Simon Says – Musings of a Technology CTO

For those who follow these kinds of things, you’ll remember that back in 2004 an enterprising group of people (Maximilian Dornseif, Michael Becher, and Christian Klein) gave a series of talks on how to bypass many kinds of computer security using the FireWire ports. This attack, though obvious from reading the specification of the Firewire / i.LINK / IEEE 1394 bus, simply used a computer acting as a “rogue” device to read and modify any memory location on a target PC.

Yes, ANY memory location, and that’s quite supported, even required by the FireWire/iLink specification, which needs direct-memory-access for some devices (like iPODs) to function.

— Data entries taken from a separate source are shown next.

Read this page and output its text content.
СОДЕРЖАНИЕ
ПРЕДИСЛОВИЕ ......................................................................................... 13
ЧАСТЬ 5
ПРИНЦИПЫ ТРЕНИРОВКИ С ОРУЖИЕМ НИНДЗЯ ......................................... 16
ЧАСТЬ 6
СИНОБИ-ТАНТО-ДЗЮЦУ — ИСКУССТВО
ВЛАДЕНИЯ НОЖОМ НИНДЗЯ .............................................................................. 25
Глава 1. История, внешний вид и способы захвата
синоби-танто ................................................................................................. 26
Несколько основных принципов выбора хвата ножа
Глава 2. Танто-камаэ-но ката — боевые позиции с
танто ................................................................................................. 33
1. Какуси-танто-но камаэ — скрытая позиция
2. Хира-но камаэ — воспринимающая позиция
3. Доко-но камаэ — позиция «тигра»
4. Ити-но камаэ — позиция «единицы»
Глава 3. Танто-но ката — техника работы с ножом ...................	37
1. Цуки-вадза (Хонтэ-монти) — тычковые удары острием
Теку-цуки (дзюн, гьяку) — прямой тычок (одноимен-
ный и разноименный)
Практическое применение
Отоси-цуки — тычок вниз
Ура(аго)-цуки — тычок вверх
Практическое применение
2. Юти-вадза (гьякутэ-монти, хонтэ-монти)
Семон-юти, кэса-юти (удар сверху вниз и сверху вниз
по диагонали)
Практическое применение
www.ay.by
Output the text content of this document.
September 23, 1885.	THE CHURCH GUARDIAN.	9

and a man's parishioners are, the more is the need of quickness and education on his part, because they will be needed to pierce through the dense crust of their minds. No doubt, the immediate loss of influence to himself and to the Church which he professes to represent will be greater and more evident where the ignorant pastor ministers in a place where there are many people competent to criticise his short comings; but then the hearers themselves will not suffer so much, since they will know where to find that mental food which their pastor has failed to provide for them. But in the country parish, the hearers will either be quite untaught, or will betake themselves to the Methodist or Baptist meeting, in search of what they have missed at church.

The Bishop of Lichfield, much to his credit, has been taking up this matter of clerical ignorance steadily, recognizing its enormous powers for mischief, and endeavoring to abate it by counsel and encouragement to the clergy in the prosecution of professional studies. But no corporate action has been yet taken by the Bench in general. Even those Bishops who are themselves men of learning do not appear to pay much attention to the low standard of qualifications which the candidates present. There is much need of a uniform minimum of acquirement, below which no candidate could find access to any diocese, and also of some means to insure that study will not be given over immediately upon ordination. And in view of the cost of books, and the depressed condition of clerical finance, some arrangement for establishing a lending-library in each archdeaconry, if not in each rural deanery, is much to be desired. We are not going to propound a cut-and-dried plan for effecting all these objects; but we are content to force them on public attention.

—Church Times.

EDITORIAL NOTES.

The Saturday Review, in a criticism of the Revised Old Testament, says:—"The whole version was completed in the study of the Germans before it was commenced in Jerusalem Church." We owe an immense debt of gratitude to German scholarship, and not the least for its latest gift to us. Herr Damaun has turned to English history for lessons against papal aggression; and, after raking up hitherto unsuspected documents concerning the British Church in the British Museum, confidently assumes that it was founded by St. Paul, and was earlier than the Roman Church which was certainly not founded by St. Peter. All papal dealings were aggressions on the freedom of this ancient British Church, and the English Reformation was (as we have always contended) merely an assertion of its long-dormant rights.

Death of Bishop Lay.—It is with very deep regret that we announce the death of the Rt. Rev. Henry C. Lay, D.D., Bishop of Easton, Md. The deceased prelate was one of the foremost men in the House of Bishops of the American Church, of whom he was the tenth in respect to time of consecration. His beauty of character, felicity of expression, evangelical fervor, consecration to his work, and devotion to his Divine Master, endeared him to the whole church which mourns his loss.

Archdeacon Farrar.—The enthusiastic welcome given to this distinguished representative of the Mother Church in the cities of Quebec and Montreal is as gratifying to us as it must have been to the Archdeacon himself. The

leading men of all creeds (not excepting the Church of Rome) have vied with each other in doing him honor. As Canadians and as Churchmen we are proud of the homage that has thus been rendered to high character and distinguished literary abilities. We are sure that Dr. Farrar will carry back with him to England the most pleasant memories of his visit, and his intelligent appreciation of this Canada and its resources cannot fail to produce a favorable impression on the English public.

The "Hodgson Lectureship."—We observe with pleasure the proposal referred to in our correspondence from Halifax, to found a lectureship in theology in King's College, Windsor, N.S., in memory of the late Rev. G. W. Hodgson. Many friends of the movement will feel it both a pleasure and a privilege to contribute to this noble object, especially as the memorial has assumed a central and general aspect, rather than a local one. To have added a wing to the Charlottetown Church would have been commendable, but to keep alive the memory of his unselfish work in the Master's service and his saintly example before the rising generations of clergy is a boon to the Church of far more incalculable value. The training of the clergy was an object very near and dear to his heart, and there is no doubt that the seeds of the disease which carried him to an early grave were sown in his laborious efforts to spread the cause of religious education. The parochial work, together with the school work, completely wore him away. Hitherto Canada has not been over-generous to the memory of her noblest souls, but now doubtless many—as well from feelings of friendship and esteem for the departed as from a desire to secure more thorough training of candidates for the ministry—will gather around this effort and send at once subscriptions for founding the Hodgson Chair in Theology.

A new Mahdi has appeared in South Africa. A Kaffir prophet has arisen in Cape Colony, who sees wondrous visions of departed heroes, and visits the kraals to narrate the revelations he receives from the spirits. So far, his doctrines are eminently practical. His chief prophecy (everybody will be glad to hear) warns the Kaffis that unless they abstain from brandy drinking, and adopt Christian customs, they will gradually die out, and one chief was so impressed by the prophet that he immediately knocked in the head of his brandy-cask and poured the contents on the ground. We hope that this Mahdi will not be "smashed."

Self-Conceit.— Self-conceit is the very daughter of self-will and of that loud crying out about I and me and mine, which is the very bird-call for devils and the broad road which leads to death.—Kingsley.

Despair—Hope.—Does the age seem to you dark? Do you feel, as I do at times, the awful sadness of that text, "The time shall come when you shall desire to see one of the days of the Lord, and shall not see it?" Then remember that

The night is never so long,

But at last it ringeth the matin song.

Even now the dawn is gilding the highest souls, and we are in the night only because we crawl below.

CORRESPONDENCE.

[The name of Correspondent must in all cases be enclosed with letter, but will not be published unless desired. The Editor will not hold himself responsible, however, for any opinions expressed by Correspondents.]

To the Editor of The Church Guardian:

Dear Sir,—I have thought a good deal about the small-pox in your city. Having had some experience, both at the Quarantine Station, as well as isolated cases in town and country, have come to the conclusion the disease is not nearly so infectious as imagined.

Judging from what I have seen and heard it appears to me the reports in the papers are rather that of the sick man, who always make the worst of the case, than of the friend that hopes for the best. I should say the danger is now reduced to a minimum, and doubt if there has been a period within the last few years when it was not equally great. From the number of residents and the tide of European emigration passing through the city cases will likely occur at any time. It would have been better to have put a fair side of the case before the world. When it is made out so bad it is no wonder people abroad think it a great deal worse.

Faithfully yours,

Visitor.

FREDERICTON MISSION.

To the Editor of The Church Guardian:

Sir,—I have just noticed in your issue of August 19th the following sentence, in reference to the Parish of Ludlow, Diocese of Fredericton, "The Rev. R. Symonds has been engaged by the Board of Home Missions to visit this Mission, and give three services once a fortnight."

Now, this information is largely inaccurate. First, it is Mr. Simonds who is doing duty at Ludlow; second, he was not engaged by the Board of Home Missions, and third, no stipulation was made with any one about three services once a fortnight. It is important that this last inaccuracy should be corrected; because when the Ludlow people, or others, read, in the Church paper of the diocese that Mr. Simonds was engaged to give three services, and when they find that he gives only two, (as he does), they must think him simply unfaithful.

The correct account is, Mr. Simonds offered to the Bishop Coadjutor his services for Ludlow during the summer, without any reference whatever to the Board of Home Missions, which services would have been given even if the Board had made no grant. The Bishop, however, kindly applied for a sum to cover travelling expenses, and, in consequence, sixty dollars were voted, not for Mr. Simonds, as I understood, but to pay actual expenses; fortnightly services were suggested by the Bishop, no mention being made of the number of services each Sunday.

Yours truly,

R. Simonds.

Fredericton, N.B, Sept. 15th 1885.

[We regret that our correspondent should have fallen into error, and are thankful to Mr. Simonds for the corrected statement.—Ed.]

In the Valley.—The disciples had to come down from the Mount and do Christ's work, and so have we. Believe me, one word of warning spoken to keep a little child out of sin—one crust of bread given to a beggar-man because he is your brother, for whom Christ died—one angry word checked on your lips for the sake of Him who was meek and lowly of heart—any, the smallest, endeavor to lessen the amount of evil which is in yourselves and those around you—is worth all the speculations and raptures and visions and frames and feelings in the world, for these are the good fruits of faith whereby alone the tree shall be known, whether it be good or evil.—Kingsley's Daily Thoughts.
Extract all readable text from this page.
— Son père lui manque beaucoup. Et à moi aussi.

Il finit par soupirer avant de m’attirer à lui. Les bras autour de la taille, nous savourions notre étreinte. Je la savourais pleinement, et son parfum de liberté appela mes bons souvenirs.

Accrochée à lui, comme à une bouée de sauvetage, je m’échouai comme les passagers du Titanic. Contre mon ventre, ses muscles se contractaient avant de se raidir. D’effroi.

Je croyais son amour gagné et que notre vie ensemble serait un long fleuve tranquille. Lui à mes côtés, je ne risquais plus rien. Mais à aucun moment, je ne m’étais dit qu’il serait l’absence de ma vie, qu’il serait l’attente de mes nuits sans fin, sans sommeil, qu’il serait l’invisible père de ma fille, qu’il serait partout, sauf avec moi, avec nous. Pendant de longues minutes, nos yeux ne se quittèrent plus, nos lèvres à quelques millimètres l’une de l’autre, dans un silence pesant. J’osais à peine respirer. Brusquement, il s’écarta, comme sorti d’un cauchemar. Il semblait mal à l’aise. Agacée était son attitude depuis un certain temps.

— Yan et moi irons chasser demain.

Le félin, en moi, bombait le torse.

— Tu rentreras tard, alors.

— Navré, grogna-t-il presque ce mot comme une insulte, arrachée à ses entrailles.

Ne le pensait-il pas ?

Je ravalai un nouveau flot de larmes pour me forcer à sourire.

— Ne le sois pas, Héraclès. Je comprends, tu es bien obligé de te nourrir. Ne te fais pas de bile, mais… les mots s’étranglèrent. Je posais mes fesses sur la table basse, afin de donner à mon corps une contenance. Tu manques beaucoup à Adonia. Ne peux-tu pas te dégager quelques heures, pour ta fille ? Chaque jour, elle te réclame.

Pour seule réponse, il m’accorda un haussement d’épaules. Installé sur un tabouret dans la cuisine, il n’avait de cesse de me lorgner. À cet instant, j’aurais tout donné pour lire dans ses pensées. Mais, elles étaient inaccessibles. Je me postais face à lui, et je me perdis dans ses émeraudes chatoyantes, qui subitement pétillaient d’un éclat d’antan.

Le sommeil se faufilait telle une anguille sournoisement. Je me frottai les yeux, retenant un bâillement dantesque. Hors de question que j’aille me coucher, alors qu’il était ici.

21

Enterprising people have written attacks that use this “exploit” to get around encryption products, and locked workstations on Mac, Linux and PC.

The original presentation on this attack has been followed up by many more, (CanSec West for example, and others such as Adam Boileau (Hit by a Bus: Physical Access Attacks with FireWire), Peter Panholzer (Whitepaper: Physical Security Attacks on Windows Vista (PDF), and David R. Piegdon (2007: OpenChaos: hacking in physically addressable memory) have entered the fray. A comprehensive list of papers is maintained somewhat by Uwe Hermann.

Why does this attack exist?

Why this attack works is a little illogical, it hinges on the fact that FireWire was designed as an expansion bus – it has the same characteristics as PCI, AGP, ISA, PCMCIA, CardBUS etc – it’s a connection port designed to have all kinds of hardware plugged into it, and that hardware gets very low, and very fast access to the system memory, processor etc. FireWire was designed to be faster than USB, until USB2 came along and usurped it anyway.

Talking of USB, I should add why this attack does not work on the USB port – The USB bus was designed to be a peripheral bus, so like serial ports, parallel ports, PS2/AT etc. It’s designed to allow a bunch of devices to communicate with each other (like a network) – not to allow devices access to the hardware.

A practical way to use this exploit.

The simplest attack is to prepare a laptop with tools designed to implement this attack vector, and then connect it to the target machines FireWire port. There are several tools available which demonstrate this attack, for example winlockpwn which will bypass a Windows XP locked screen saver, or bioskbsnarf which will return the BIOS keyboard buffer (and thus your Bitlocker pin). Simply, as this attack allows the rogue device to access any memory it likes, it can subvert any system process, and thus install, or modify code on demand. Of course, the machine has to be running an OS for this to be useful.

There have been other reported tools which can be run from an appropriately hacked iPOD (thus negating the need for a laptop at all), and also ones which reportedly can break into things like Pointsec Full Disk Encryption (when used without pre-boot authentication).

Defending against this attack.

The most obvious defense that comes to mind is to buy/use laptops without FireWire ports, but unfortunately there are gadgets like ExpressCard FireWire cards which give you a simple way of adding a FireWire port to any laptop with a PCMCIA or ExpressCard slot. No, the port does not have to be built in.

To mitigate this attack, you can do a few things:

• Use a machine where you can prevent FireWire devices being used, and prevent the OS from loading a FireWire driver on demand. This is probably only possible with the Linux/BSD based OSs, certainly Windows has a habit of loading the drivers on demand
• Seal the ports up with epoxy to prevent people plugging things in – remember to seal up ports which could be used to add a FireWire controller (like PCMCIA/Expresscard)
• Use Full Disk Encryption with pre-boot authentication to prevent the machine booting up (and thus being vulnerable to this attack), and don’t use suspend/lock screen when leaving your machine unattended.

Remember – a running OS with accessible ports (or the ability to add ports) is vulnerable, so that’s the situation we need to avoid.

Can we ever resolve this “weakness”?

This attack is particularly difficult to “cure”, as the specification, and devices which use FireWire require DMA to work – it’s integral to the way FireWire was designed, abuse of this requirement is the cause of these woes, so until we see a radical change in the specification the situation is unlikely to improve. In the mean time, full disk encryption with authentication, and hibernation rather than suspend, or “locked screen” modes will keep you safe from “FireWire snarfing”.

Regulatory and compliance issues

It’s an interesting question to consider – if you lost an “encrypted” machine, that was running without pre-boot authentication, is this attack practical enough to cause you problems with data disclosure laws? Many people would argue that the Windows Login screen provides sufficient protection, but if that can be bypassed by simply plugging in a FireWire card and running winlckpwn, are you sufficiently protected?